With the Gremlin gone, it helps to shut the barn door to keep it from coming back. One way to fortify your defenses against the Gremlin’s return is to give yourself a moment to take one or two deep breaths and remember a time (just one time will do) where you were at your best or you were successful at overcoming whatever it was the Gremlin was bugging you about (e.g. “Remember the time I aced that job interview? I’ve got this!”). And if, in the heat of the moment, you can’t come up with a time you were successful – just say an affirmation to yourself a few times, like “I can do this” or “I am calm and confident.”

You can overcome negative self-talk Gremlins!

At their very core, Gremlins are tied to negative emotions. So finding a time in your past when you were successful activates positive emotions that help you keep that Gremlin from coming back.

Yes, there will, mostly likely, be repeat visitors. Some of these little monsters take a few swats to get the picture. But each time you recognize them and run this quick process, they lose a little bit more of their power over you until they stop coming back altogether.

And the good news is, dealing with your old Gremlins helps you become more resilient and helps keep you from developing new ones too.

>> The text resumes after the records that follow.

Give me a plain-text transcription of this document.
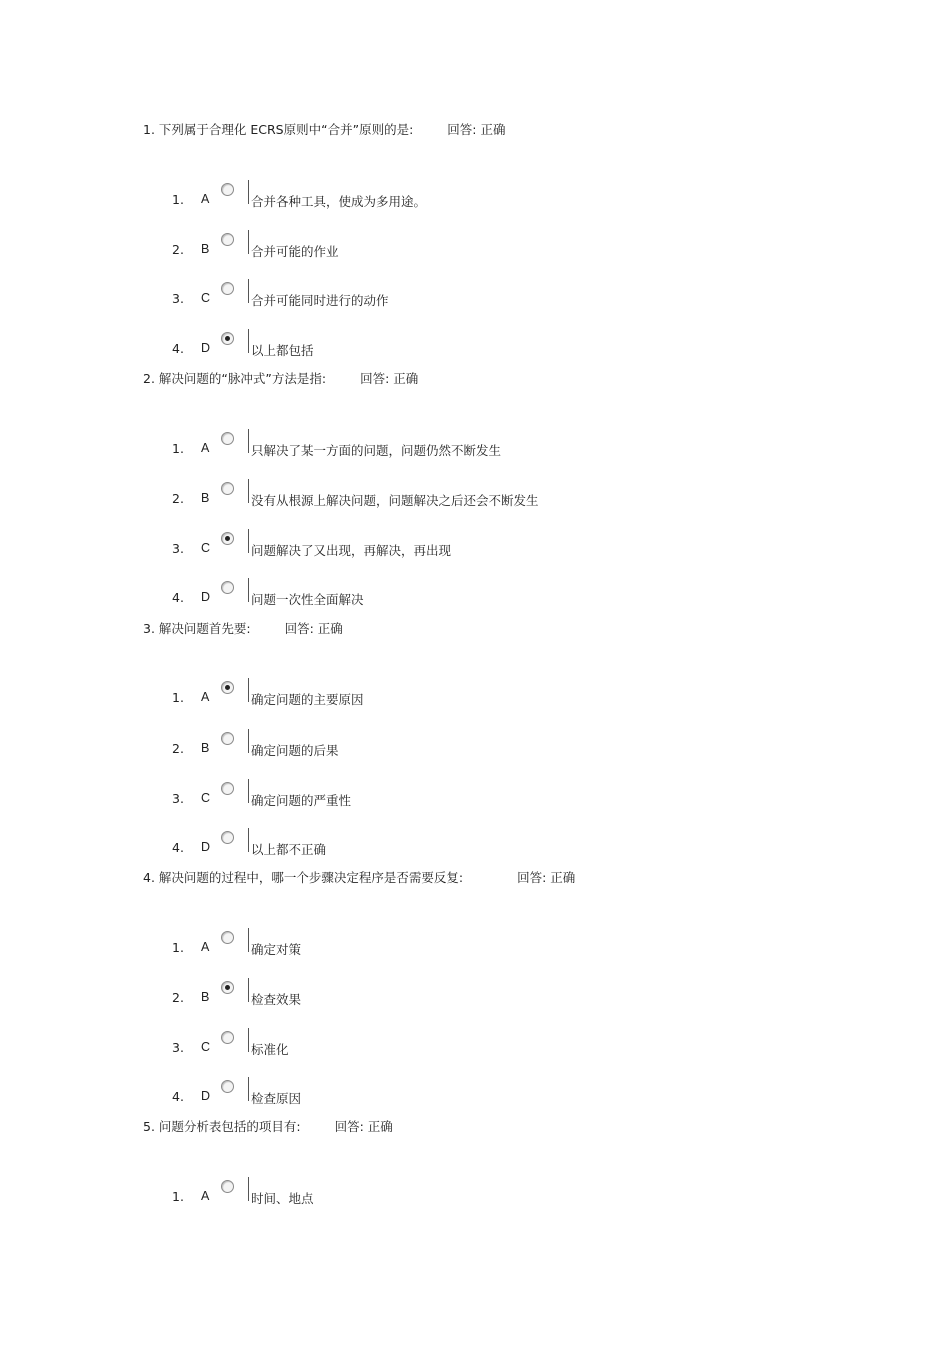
1. 下列属于合理化 ECRS原则中“合并”原则的是:	回答: 正确
1. A	合并各种工具，使成为多用途。
2. B	合并可能的作业
3. C	合并可能同时进行的动作
4. D	以上都包括
2. 解决问题的“脉冲式”方法是指:	回答: 正确
1. A	只解决了某一方面的问题，问题仍然不断发生
2. B	没有从根源上解决问题，问题解决之后还会不断发生
3. C	问题解决了又出现，再解决，再出现
4. D	问题一次性全面解决
3. 解决问题首先要:	回答: 正确
1. A	确定问题的主要原因
2. B	确定问题的后果
3. C	确定问题的严重性
4. D	以上都不正确
4. 解决问题的过程中，哪一个步骤决定程序是否需要反复:	回答: 正确
1. A	确定对策
2. B	检查效果
3. C	标准化
4. D	检查原因
5. 问题分析表包括的项目有:	回答: 正确
1. A	时间、地点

There are some Gremlins, particularly those based in childhood trauma, abuse, PTSD or other severe emotional experiences, that require a bit more work to identify and heal. And that’s when it’s helpful to consult with a professional counselor, psychologist or therapist.

But if you’re just pestered by the occasional visitor zapping your self-esteem or stoking your worries about the future, try this quick strategy to get them out of the way and begin healing. And if you have trouble identifying and naming your Gremlins, a coach might be able to help.